Similarly, another versatile PSCs/MDSCs derived pro-inflammatory cytokine, interleukine-6 (IL-6), can suppress cytotoxic T lymphocyte (CTL)-driven antitumor immunity by multiple mechanisms, including impairing Teff cells trans-endothelial migration, activation of Treg cells Foxp3+ or tumor-associated macrophages (TAMs), and inducing imbalance of Treg/ Teff activities [149, 150]. Moreover, large amounts of PSCs-derived suppressive cytokines such as IL10, TGF-β, VEGF, MCP-1, GM-CSF, PGE2, also contribute largely to immune evasion and anti-tumor hyporesponsiveness of PDAC [144, 151].

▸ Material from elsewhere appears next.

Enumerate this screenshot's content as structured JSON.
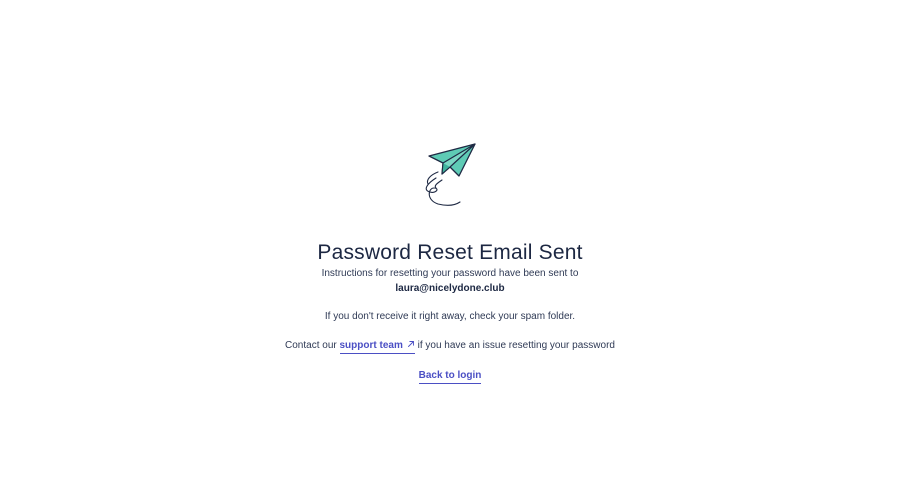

In short, with regard to the immunity regulation in PDAC, PSCs seem to be a powerful immunosuppressive modulator via numerous pathways. Targeting PSCs may pave a novel avenue for enhancing immunotherapies for PDAC.

Conclusions

PSCs surrounding tumor cells is an emerging stromal component that has been receiving huge attention recently. As a powerful tumor contributor, there is accumulating evidence supporting the multiple roles of PSCs in the establishment of TME, such as regulating environmental homeostasis and metabolic reprogramming, supporting tumor survival, immune evasion, invasion, distant metastasis and therapeutic resistance. The interplay between cancer cells and PSCs is increasingly recognized as a main driver for PDAC progression. Although development on basic studies and therapeutic strategies targeting PSCs have been revealing, more details on PSCs and PDAC treatment remains to be illustrated. It’s promising that further understanding about PSCs will open new avenues for translational medicine and more meaningful clinical therapies for PDAC.